Closed cchance27 closed 12 months ago
These are great questions. ANE is faster than MPS. It doesn't seem like much when compared to most CUDA builds, but it is a significant difference - 50-100% faster from my experience. It depends on the machine, and I would happily see other people's results. Speaking of which, I suppose some benchmark data in readme could be useful. I can't remember the exact details, but I think GPU Core ML is marginally faster than MPS, but that could also depend on the machine. CPU+GPU+ANE is supported with ALL option. GPU+ANE - I'm not really sure, but all options require CPU, so perhaps you can't run ANE+GPU without CPU. BTW, in this particular use case, CPU_AND_ANE seems to be much faster than ALL.
I was sitting here thinking and i wonder if the ALL being slightly slower might be a memory bandwidth issue depending on the GPU, as i know for instance my M3 pro has 150 memory bandwidth down form the previous m2 pro, the only ones that get really big are the max cpus
Ya benchmarks in readme would be nice for the various options.
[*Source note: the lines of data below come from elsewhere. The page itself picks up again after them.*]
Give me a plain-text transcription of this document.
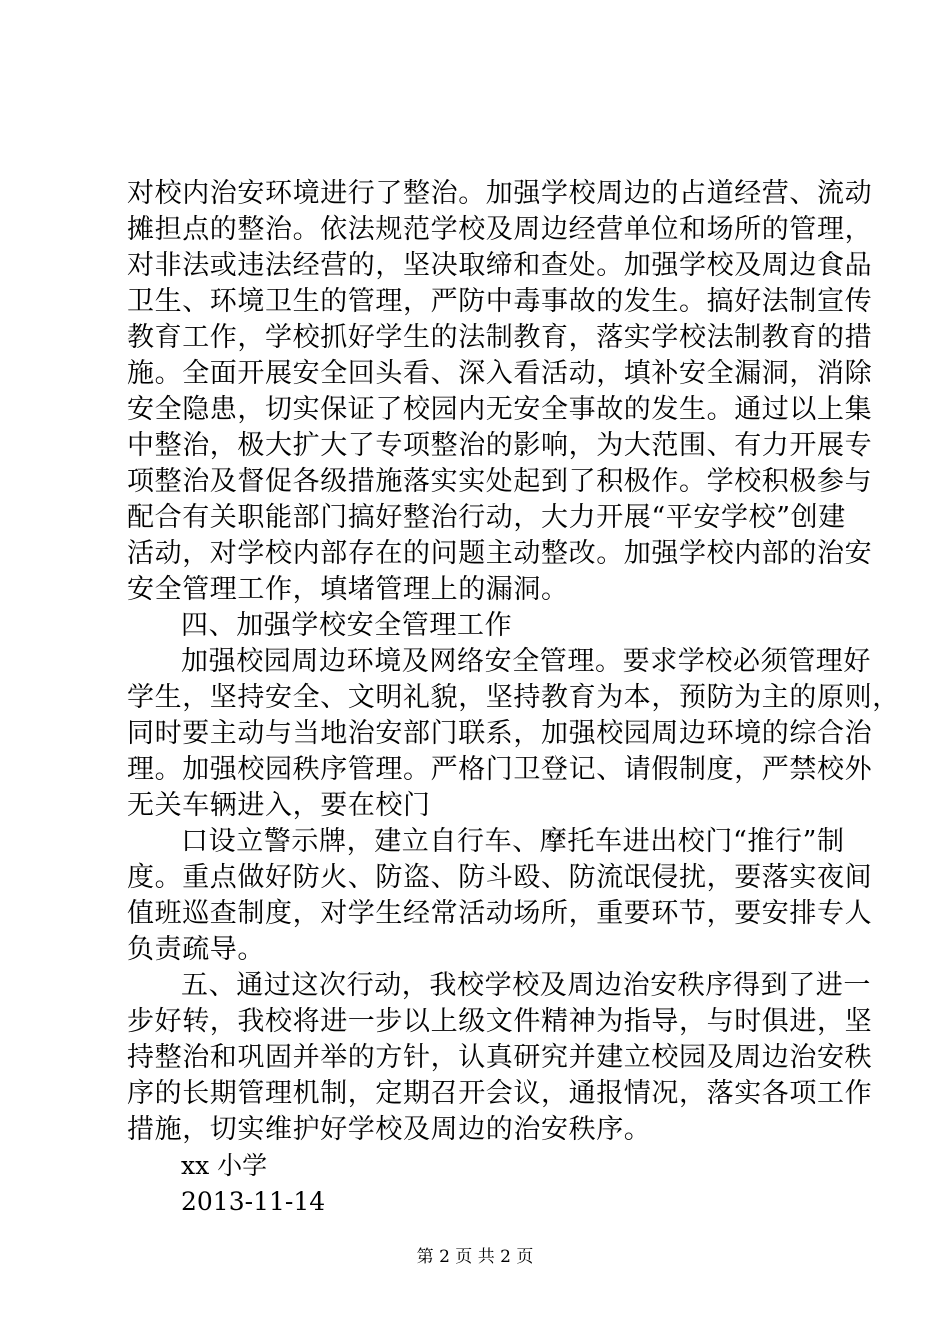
对校内治安环境进行了整治。加强学校周边的占道经营、流动
摊担点的整治。依法规范学校及周边经营单位和场所的管理，
对非法或违法经营的，坚决取缔和查处。加强学校及周边食品
卫生、环境卫生的管理，严防中毒事故的发生。搞好法制宣传
教育工作，学校抓好学生的法制教育，落实学校法制教育的措
施。全面开展安全回头看、深入看活动，填补安全漏洞，消除
安全隐患，切实保证了校园内无安全事故的发生。通过以上集
中整治，极大扩大了专项整治的影响，为大范围、有力开展专
项整治及督促各级措施落实实处起到了积极作。学校积极参与
配合有关职能部门搞好整治行动，大力开展“平安学校”创建
活动，对学校内部存在的问题主动整改。加强学校内部的治安
安全管理工作，填堵管理上的漏洞。
四、加强学校安全管理工作
加强校园周边环境及网络安全管理。要求学校必须管理好
学生，坚持安全、文明礼貌，坚持教育为本，预防为主的原则，
同时要主动与当地治安部门联系，加强校园周边环境的综合治
理。加强校园秩序管理。严格门卫登记、请假制度，严禁校外
无关车辆进入，要在校门
口设立警示牌，建立自行车、摩托车进出校门“推行”制
度。重点做好防火、防盗、防斗殴、防流氓侵扰，要落实夜间
值班巡查制度，对学生经常活动场所，重要环节，要安排专人
负责疏导。
五、通过这次行动，我校学校及周边治安秩序得到了进一
步好转，我校将进一步以上级文件精神为指导，与时俱进，坚
持整治和巩固并举的方针，认真研究并建立校园及周边治安秩
序的长期管理机制，定期召开会议，通报情况，落实各项工作
措施，切实维护好学校及周边的治安秩序。
xx 小学
2013-11-14
第 2 页 共 2 页
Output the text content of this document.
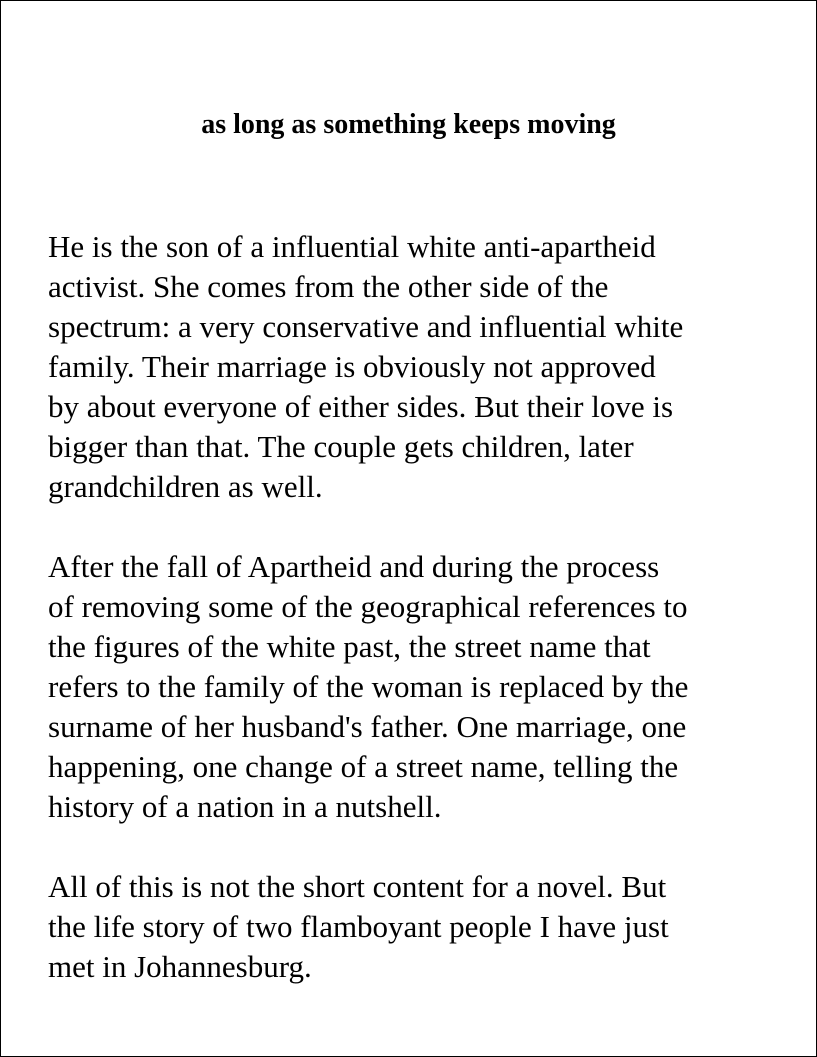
as long as something keeps moving

He is the son of a influential white anti-apartheid
activist. She comes from the other side of the
spectrum: a very conservative and influential white
family. Their marriage is obviously not approved
by about everyone of either sides. But their love is
bigger than that. The couple gets children, later
grandchildren as well.

After the fall of Apartheid and during the process
of removing some of the geographical references to
the figures of the white past, the street name that
refers to the family of the woman is replaced by the
surname of her husband's father. One marriage, one
happening, one change of a street name, telling the
history of a nation in a nutshell.

All of this is not the short content for a novel. But
the life story of two flamboyant people I have just
met in Johannesburg.
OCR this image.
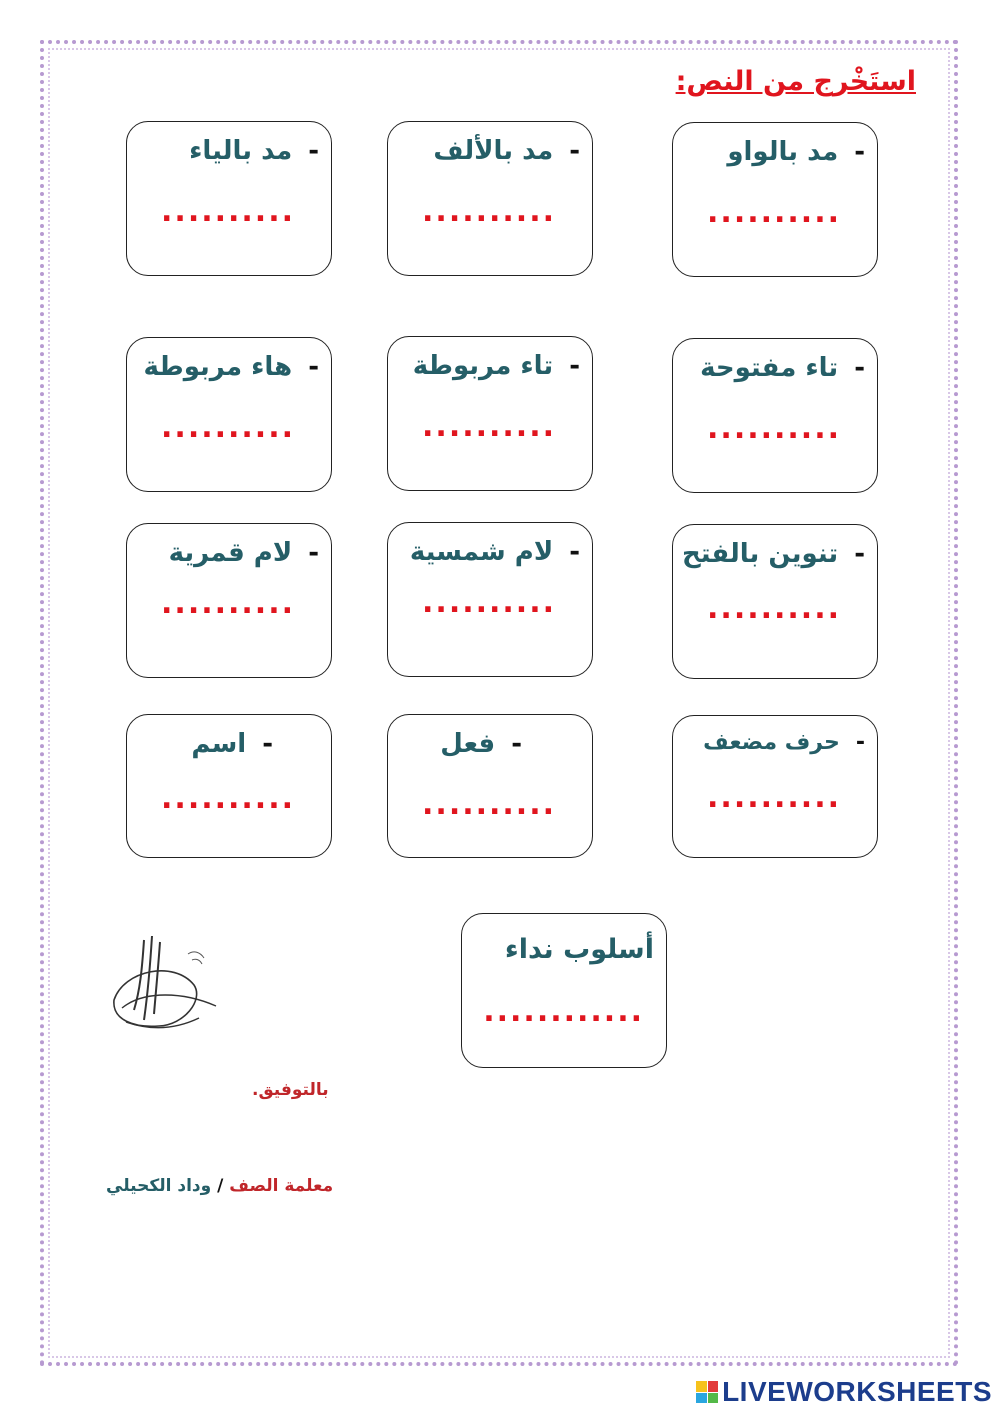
استَخْرج من النص:
-مد بالواو
..........
-مد بالألف
..........
-مد بالياء
..........
-تاء مفتوحة
..........
-تاء مربوطة
..........
-هاء مربوطة
..........
-تنوين بالفتح
..........
-لام شمسية
..........
-لام قمرية
..........
-حرف مضعف
..........
-فعل
..........
-اسم
..........
أسلوب نداء
............
بالتوفيق.
معلمة الصف / وداد الكحيلي
LIVEWORKSHEETS
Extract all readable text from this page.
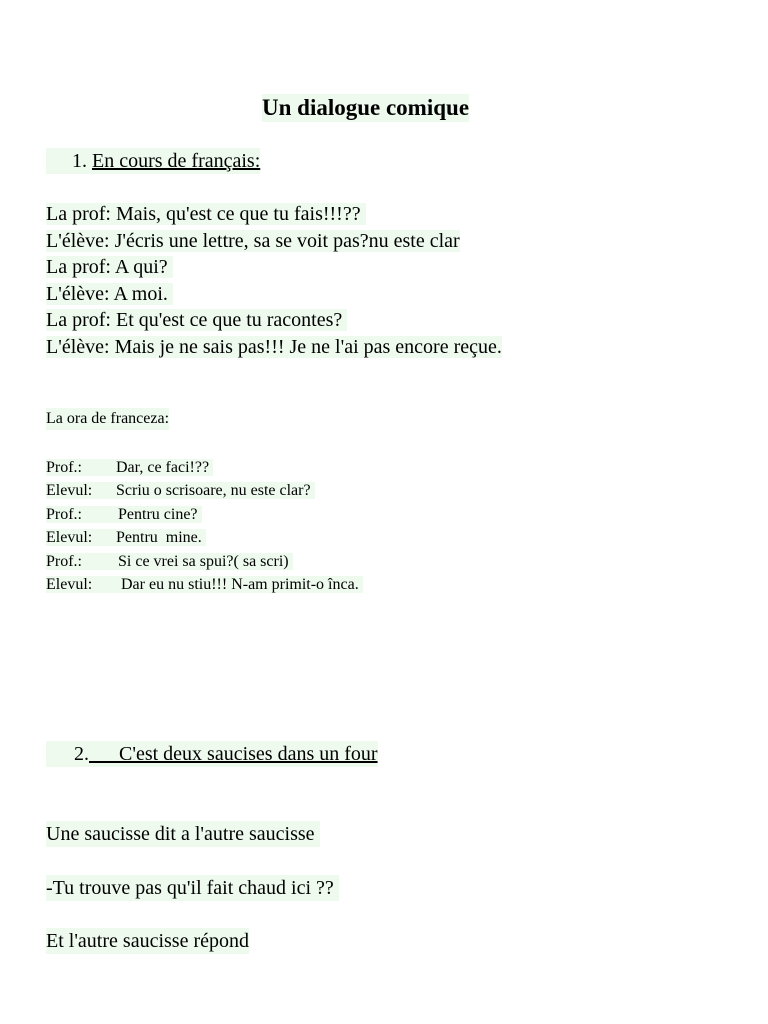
Un dialogue comique
1. En cours de français:
La prof: Mais, qu'est ce que tu fais!!!??
L'élève: J'écris une lettre, sa se voit pas?nu este clar
La prof: A qui?
L'élève: A moi.
La prof: Et qu'est ce que tu racontes?
L'élève: Mais je ne sais pas!!! Je ne l'ai pas encore reçue.
La ora de franceza:
Prof.: Dar, ce faci!??
Elevul: Scriu o scrisoare, nu este clar?
Prof.: Pentru cine?
Elevul: Pentru  mine.
Prof.: Si ce vrei sa spui?( sa scri)
Elevul: Dar eu nu stiu!!! N-am primit-o înca.
2.      C'est deux saucises dans un four
Une saucisse dit a l'autre saucisse
-Tu trouve pas qu'il fait chaud ici ??
Et l'autre saucisse répond
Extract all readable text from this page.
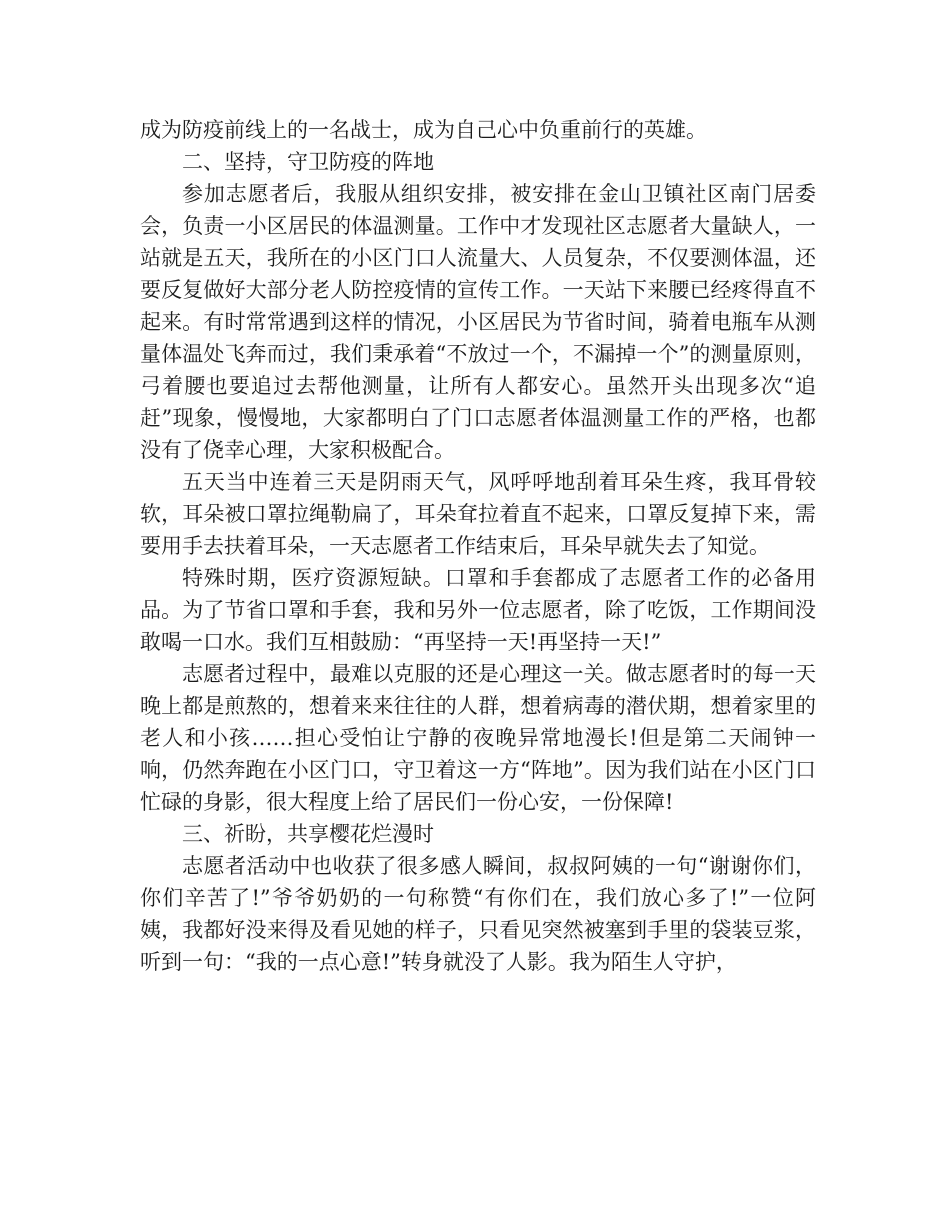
成为防疫前线上的一名战士，成为自己心中负重前行的英雄。

二、坚持，守卫防疫的阵地

参加志愿者后，我服从组织安排，被安排在金山卫镇社区南门居委会，负责一小区居民的体温测量。工作中才发现社区志愿者大量缺人，一站就是五天，我所在的小区门口人流量大、人员复杂，不仅要测体温，还要反复做好大部分老人防控疫情的宣传工作。一天站下来腰已经疼得直不起来。有时常常遇到这样的情况，小区居民为节省时间，骑着电瓶车从测量体温处飞奔而过，我们秉承着“不放过一个，不漏掉一个”的测量原则，弓着腰也要追过去帮他测量，让所有人都安心。虽然开头出现多次“追赶”现象，慢慢地，大家都明白了门口志愿者体温测量工作的严格，也都没有了侥幸心理，大家积极配合。

五天当中连着三天是阴雨天气，风呼呼地刮着耳朵生疼，我耳骨较软，耳朵被口罩拉绳勒扁了，耳朵耷拉着直不起来，口罩反复掉下来，需要用手去扶着耳朵，一天志愿者工作结束后，耳朵早就失去了知觉。

特殊时期，医疗资源短缺。口罩和手套都成了志愿者工作的必备用品。为了节省口罩和手套，我和另外一位志愿者，除了吃饭，工作期间没敢喝一口水。我们互相鼓励：“再坚持一天!再坚持一天!”

志愿者过程中，最难以克服的还是心理这一关。做志愿者时的每一天晚上都是煎熬的，想着来来往往的人群，想着病毒的潜伏期，想着家里的老人和小孩……担心受怕让宁静的夜晚异常地漫长!但是第二天闹钟一响，仍然奔跑在小区门口，守卫着这一方“阵地”。因为我们站在小区门口忙碌的身影，很大程度上给了居民们一份心安，一份保障!

三、祈盼，共享樱花烂漫时

志愿者活动中也收获了很多感人瞬间，叔叔阿姨的一句“谢谢你们，你们辛苦了!”爷爷奶奶的一句称赞“有你们在，我们放心多了!”一位阿姨，我都好没来得及看见她的样子，只看见突然被塞到手里的袋装豆浆，听到一句：“我的一点心意!”转身就没了人影。我为陌生人守护，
Tested on M3 MBP 32gb with 512x512 SD1.5 model, using the convertor method of rendering from a safe tensor
Getting ~2.55 on ANE with EIPSUM (EIPSUM2 seems the same basically) Getting ~2.32 on GPU with ORIGINAL Getting ~1.48 on ALL with EIPSUM Getting ~2.06 on ALL with ORIGINAL
So ya, ANE is best with EIPSUM.... however I noticed something odd... when I bump resolution to 768x512.... 1.04 ANE with EIPSUM 1.32 GPU with ORIGINAL
So for the smaller image we're seeing ANE at ~10% faster, but when the size is larger suddenly the GPU is 10% faster, it's also overall 2x slower for the 50% larger size
Already clarified will close this off since it was discussed and your working on benchmarks elsewhere #18
Just wondering have you ran any comparisons between running against the MPS (metal) vs using the ANE for inference?